Dear All,

I have a "How would you solve" kind of question. I have two sets of tables : 1. Log2FoldChange table and 2. Effectors Table.

Firstly, the Log2FoldChange table was obtained by performing DESeq analysis of 14 different infected samples being compared to Control and then obtaining the foldchange values from DEseq for each sample and then merging all the 14 different log2foldchnage columns into a single table, based on genes (each row is a unique gene). This table is 22000 * 14. So there are 22414 unique genes for 14 different strains in this table.

Secondly, present/absent-effector list for all 14 strains. So it tells us which effectors are present in each strain (they all have different sets of effectors). This is a 50 * 14 table for the same set of 14 strains, with each unique effector enlisted in a row and indicating either 0 or 1 for absence or presence in the rows.

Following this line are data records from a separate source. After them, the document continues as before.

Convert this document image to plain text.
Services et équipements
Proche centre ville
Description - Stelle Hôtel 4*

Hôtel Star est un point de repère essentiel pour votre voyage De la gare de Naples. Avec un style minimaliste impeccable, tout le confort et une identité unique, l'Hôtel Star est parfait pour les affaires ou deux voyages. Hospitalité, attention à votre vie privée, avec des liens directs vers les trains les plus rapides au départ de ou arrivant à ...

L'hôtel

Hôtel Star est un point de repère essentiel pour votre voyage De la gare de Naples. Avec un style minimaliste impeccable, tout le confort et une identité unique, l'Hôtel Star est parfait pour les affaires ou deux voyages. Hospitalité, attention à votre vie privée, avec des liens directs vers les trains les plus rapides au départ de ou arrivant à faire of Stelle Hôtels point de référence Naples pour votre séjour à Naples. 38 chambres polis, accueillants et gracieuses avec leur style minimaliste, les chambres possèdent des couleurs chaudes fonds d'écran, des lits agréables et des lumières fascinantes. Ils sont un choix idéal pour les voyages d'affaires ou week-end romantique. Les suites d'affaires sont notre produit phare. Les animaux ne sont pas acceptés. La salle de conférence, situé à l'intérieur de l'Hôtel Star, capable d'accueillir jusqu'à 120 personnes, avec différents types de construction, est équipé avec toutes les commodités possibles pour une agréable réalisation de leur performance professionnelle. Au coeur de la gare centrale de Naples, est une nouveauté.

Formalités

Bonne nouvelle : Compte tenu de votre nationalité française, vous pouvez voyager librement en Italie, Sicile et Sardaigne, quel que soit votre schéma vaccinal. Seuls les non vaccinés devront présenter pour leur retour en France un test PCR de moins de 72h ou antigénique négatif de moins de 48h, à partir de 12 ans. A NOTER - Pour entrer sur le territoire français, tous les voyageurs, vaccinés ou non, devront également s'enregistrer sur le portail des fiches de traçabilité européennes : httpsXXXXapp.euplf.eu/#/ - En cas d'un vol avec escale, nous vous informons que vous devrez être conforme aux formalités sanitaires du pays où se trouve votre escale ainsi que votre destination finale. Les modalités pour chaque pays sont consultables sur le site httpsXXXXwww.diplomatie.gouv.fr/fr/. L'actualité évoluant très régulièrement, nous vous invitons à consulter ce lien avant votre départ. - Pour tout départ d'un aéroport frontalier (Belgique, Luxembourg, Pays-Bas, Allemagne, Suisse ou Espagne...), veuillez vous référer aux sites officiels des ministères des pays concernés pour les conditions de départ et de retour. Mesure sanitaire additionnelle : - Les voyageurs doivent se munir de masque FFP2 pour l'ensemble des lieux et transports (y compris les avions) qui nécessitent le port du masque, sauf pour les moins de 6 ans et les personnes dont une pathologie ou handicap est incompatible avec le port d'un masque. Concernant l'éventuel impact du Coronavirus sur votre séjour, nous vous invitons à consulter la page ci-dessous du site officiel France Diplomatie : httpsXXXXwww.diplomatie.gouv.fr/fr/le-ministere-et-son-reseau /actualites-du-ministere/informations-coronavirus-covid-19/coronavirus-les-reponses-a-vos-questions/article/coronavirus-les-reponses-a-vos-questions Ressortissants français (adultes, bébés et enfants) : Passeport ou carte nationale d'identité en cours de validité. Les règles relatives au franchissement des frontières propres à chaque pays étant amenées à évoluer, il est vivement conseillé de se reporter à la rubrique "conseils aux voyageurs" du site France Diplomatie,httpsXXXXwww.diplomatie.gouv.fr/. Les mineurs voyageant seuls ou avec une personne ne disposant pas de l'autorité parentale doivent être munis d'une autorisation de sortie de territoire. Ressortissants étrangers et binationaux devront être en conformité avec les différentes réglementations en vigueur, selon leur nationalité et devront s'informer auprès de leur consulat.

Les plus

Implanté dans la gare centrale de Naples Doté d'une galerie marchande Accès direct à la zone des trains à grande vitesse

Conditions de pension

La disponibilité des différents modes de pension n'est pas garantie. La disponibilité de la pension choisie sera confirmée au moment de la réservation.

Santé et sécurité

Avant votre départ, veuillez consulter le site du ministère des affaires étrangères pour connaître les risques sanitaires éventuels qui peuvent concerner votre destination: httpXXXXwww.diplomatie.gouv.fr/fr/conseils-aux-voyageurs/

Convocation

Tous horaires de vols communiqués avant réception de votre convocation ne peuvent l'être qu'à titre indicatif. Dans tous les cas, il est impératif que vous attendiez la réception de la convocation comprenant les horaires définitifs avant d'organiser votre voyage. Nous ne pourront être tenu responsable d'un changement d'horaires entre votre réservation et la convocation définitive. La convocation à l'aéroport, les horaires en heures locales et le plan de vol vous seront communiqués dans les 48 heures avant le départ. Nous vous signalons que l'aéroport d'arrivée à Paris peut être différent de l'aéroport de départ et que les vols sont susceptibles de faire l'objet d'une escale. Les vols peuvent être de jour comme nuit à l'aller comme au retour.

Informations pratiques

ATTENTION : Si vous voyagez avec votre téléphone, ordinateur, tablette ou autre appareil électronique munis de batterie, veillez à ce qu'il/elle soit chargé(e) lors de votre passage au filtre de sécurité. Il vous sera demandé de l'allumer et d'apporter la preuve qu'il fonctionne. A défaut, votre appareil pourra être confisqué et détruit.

What we want to investigate is: is there a correlation between the presence/absence of effectors and the gene expression in the host? Essentially , we would like to obtain the correlation between these two separate datasets?

Any ideas/suggestions on how to go about solving this problem would be very helpful and useful. My Initial idea is to carry out a Canonical Correlation Analysis (CCA) and I am still working on it. But I am open to more ideas and suggestions from the community.

Thanks in advance for our time and suggestions.